2. Implement automatic type coercion. For example, if a key is timestamp, parse the value into a Python datetime object. If a key is sla, strip whitespace and standardize its casing.
3. Write a small test suite in Python to verify your parser correctly handles edge cases, such as values that contain colons (e.g. sla: available by 03:00 UTC).

2. OKF Link Integrity Checker (Medium)

In an OKF bundle, documentation files link to each other using relative markdown links (e.g., [sales_events](../tables/sales_events.md)). If a file name is changed or deleted, these references break.

Task: Write a validation utility in okf_explorer.py that checks the link integrity of the entire bundle:
1. Extend KnowledgeBundle to parse the markdown body of each concept and locate all Markdown-style links: [link text](relative_path).
2. Resolve the relative_path relative to the current concept’s filesystem location.
3. Check if the file at the resolved path exists on disk.
4. Collect all broken links and output them as a structured report (showing the source file, line number, and broken path).
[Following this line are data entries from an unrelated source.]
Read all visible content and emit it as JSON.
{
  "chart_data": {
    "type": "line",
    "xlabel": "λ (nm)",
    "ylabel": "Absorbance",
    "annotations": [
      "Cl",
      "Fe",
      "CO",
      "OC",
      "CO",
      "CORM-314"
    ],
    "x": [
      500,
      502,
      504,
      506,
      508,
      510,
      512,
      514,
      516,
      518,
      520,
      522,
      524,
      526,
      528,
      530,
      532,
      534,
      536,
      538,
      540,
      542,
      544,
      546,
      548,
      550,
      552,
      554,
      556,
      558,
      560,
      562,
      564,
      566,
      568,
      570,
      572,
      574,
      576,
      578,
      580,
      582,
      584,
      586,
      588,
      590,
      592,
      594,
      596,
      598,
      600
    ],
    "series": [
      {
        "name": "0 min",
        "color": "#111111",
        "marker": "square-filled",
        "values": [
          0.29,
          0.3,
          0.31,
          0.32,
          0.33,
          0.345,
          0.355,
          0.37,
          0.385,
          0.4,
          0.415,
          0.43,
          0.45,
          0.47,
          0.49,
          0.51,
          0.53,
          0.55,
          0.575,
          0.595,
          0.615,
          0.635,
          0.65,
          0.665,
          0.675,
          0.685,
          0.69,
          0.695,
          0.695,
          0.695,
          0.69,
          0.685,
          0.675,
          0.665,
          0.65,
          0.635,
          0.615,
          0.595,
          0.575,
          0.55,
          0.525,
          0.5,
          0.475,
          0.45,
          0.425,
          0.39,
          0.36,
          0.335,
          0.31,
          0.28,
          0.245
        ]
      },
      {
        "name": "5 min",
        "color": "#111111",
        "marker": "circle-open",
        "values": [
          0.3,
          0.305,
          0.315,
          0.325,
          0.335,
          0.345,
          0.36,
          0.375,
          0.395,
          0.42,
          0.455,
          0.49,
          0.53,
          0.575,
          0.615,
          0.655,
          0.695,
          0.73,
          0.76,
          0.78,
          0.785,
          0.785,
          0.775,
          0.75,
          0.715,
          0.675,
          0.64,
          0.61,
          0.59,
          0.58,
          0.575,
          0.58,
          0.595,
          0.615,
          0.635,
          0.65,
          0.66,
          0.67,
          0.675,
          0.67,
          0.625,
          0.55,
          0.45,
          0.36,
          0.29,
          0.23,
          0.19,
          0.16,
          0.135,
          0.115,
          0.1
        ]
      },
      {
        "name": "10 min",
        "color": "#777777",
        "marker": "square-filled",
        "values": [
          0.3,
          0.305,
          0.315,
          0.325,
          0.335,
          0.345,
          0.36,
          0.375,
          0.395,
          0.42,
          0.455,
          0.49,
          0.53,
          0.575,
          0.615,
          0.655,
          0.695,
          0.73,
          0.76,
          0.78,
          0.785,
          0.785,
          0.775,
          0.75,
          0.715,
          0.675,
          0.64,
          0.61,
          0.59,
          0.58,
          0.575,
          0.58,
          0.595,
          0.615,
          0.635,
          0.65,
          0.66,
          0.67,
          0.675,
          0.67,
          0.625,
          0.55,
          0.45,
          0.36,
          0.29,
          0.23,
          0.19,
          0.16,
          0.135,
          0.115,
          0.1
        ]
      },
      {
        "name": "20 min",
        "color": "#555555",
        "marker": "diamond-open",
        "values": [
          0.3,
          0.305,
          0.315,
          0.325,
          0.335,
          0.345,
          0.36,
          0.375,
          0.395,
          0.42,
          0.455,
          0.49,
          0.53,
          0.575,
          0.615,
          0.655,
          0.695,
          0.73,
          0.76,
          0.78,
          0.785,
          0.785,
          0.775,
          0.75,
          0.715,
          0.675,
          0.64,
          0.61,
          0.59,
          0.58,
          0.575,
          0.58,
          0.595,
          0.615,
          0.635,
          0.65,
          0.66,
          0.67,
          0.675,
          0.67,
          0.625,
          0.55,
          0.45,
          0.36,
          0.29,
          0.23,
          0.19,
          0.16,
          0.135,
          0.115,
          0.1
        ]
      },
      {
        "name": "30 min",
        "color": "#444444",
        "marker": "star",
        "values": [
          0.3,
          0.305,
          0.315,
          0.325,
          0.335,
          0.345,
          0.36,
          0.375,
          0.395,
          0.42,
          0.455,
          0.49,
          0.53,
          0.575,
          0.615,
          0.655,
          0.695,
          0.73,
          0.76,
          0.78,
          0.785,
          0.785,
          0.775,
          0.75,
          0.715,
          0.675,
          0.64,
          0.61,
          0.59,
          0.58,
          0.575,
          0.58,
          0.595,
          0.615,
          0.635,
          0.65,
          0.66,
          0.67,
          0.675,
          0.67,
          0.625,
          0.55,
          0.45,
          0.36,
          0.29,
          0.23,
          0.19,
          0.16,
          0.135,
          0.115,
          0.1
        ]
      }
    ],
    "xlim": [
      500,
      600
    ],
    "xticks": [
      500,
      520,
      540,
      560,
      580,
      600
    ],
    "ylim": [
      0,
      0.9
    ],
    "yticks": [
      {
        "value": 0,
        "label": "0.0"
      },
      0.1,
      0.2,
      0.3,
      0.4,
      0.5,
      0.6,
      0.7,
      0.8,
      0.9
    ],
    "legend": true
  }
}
3. Graph-Augmented RAG Retrieval (Hard)

The standard OKFAgent._build_context retrieves the top-scoring concepts independently based on keywords. However, data concepts are highly relational: a metric like daily_revenue references tables/sales_events in its definition, which in turn points to playbooks/revenue_drop_investigation.

Task: Enhance the retrieval agent to support graph-based context traversal:
1. Build a dependency graph where each node is a Concept and directed edges represent references (parsed from Markdown links or specified in frontmatter metadata).
2. When a user asks a question, retrieve the initial top_k concepts using keyword search.
3. Automatically traverse the graph to retrieve all directly connected neighbors (1-hop relation) of these concepts.
4. Combine the initial concepts and their neighbors, de-duplicate them, and construct the prompt context.
5. Test this implementation by asking: “What playbook should I run if the main metric depending on sales_events fails?” Verify that the agent successfully pulls the revenue_drop_investigation playbook even if the playbook itself doesn’t contain the keyword “sales_events”.